Shuffling and writing a MatrixTable appears to run the shuffle op twice

I’ve been learning Hail and Spark, and I can’t tell if the following is expected behavior. I have a large MT on GCS (~2.5T) that has poor data distribution right now (99%+ of data is on 11/1709 partitions). I’m looking to shuffle it and write it back to GCS (a new destination). I tried the following commands:

ds = hl.read_matrix_table(f'{bucket}/my_data.mt')
ds = ds.repartition(500, shuffle=True)
ds.write(f'{bucket}/shuffled.mt')

Keeping an eye on the spark ui, I noticed that it looks like it’s running the load and repartition twice before outputting it. See below:


(Note that this is just shy of a TB as I’m having to filter the data down into chunks as it was failing at the full size)

Am I misinterpreting? Is there something I am doing that would cause this or a way to avoid it?

This is expected. The implementation of repartition does a random hash-based shuffle first to balance partitions, then resorts. It’s possible to repartition from native matrixtable files by writing and reading with the _n_partitions=... flags, but in your case that might be super expensive because of the skewed partition sizes.

How did all the data end up in 11 partitions?

Ok, thank you. I couldn’t tell from the documentation (or going one or two function calls deep in the code) what the _n_partitions flags would actually do, so that’s great to know.

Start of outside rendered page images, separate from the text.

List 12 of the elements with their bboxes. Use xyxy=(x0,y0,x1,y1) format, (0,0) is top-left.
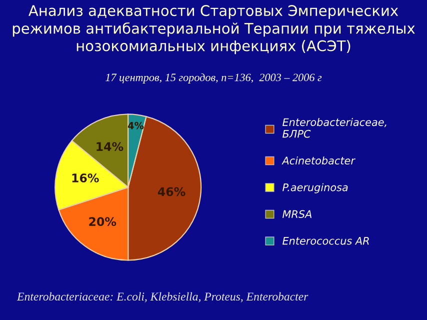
legend-label: Enterobacteriaceae, БЛРС xyxy=(282,118,386,138)
data-label: 46% xyxy=(158,187,186,196)
chart-subtitle: 17 центров, 15 городов, n=136, 2003 – 2006 г xyxy=(106,73,322,84)
data-label: 16% xyxy=(72,173,99,182)
data-label: 14% xyxy=(96,142,124,152)
text: Enterobacteriaceae: E.coli, Klebsiella, Proteus, Enterobacter xyxy=(16,292,308,302)
legend-label: MRSA xyxy=(282,210,312,218)
data-label: 20% xyxy=(89,217,116,226)
legend-label: Acinetobacter xyxy=(282,156,356,165)
legend-label: P.aeruginosa xyxy=(282,183,348,194)
legend-label: Enterococcus AR xyxy=(282,237,369,245)
chart-title: Анализ адекватности Стартовых Эмперических режимов антибактериальной Терапии при тяжелых нозокомиальных инфекциях (АСЭТ) xyxy=(12,5,415,54)
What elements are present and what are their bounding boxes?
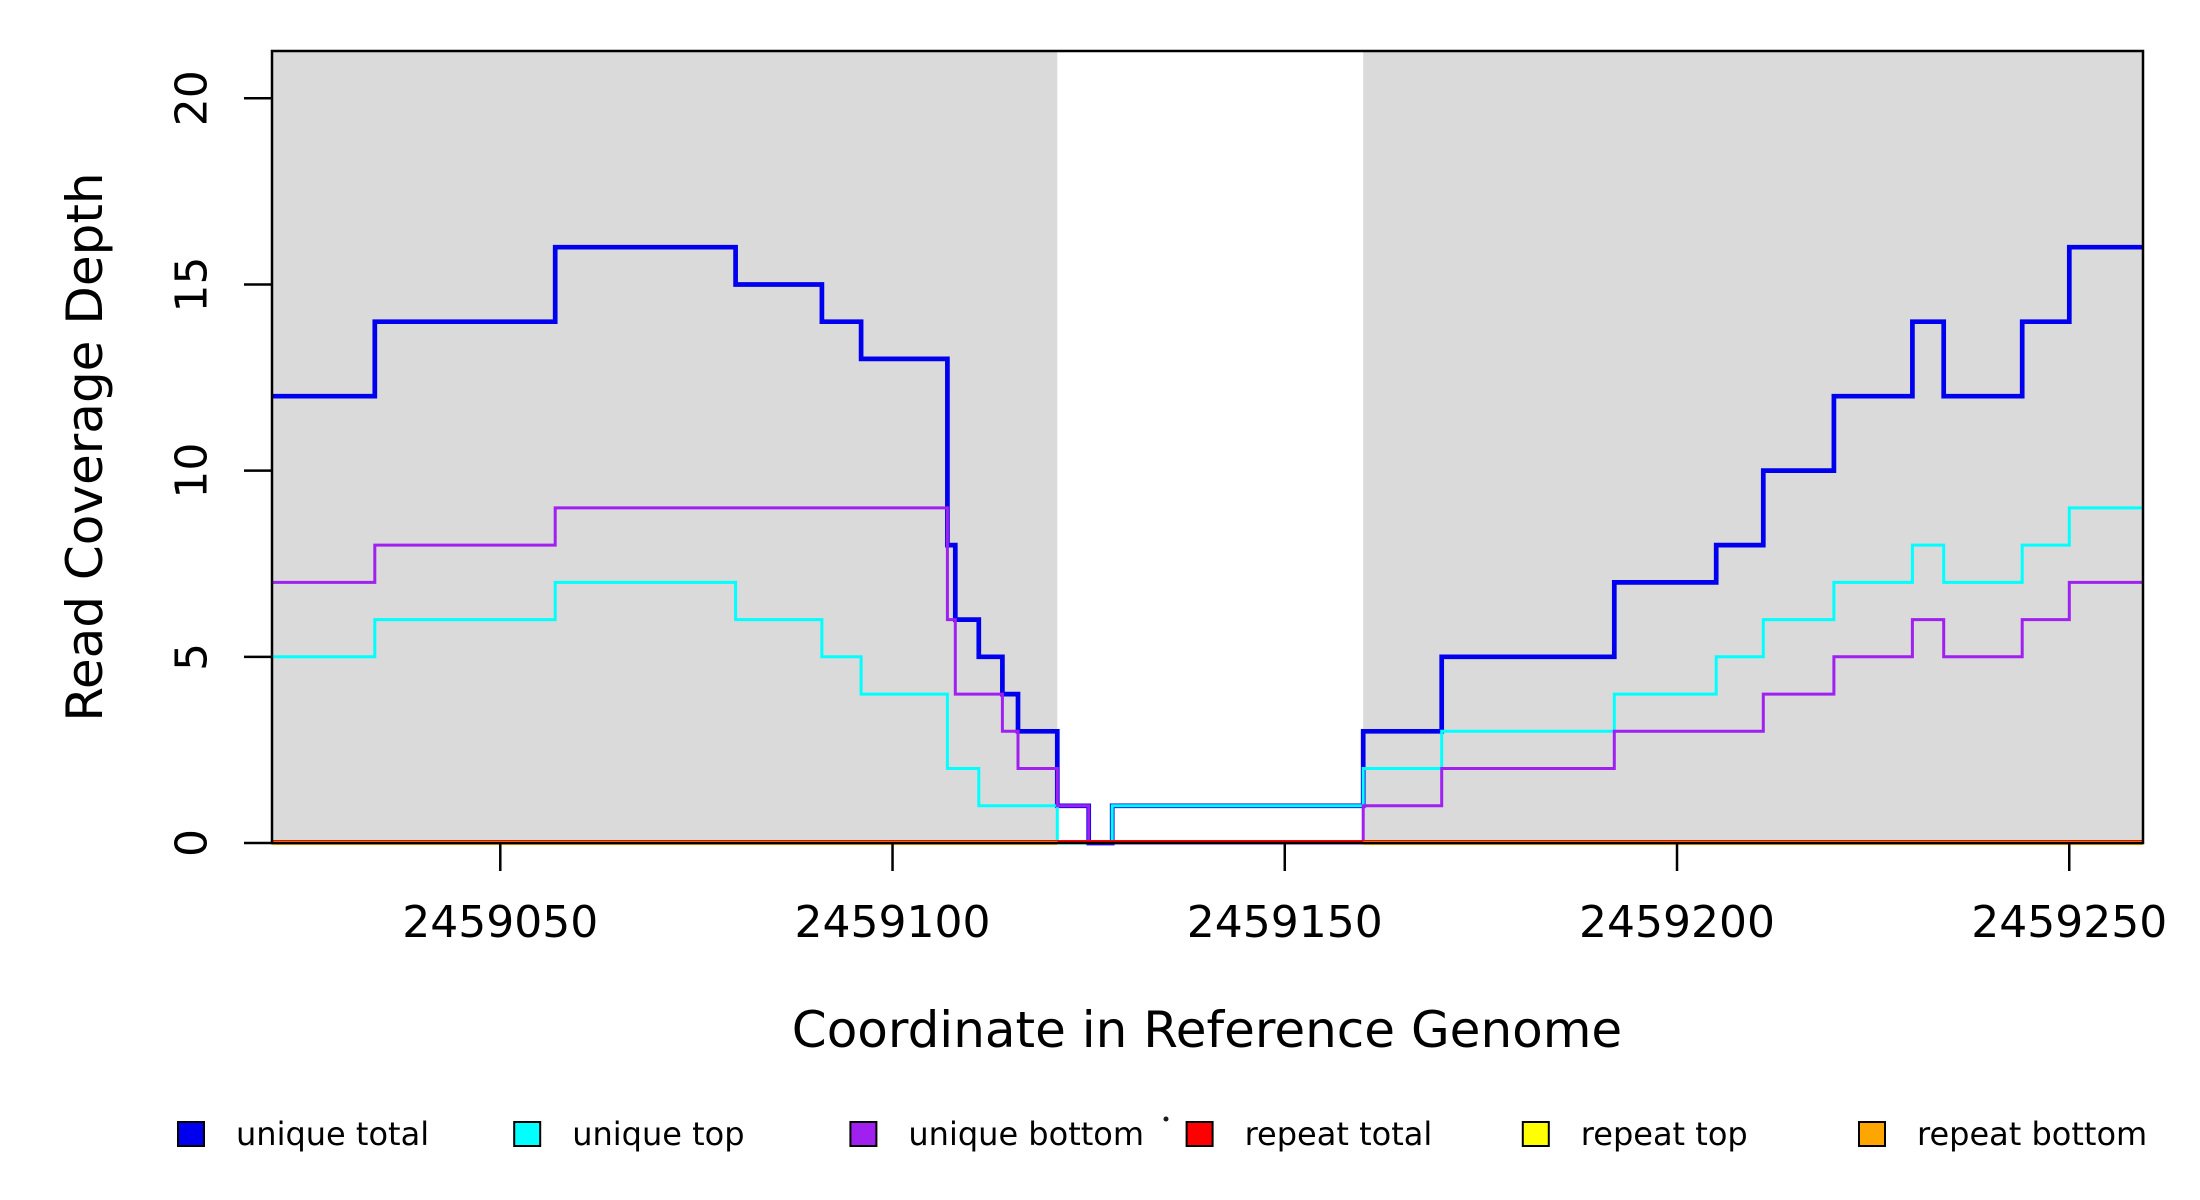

It’s an unusual situation as I had some limitations on environment. I imported a (large) number of single sample VCFs one-by-one and unioned the columns in blocks of 20, then 20x20 (and so on). I’m guessing the smaller MTs were partitioned unusually as I was using a bunch of small hail deployments (3 executors each). In retrospect, I did see the “min” and “max” sizes of the partitions in the early phases (specifically 1 row on the small end), but I didn’t recognize the risk of skewness and wrote it off.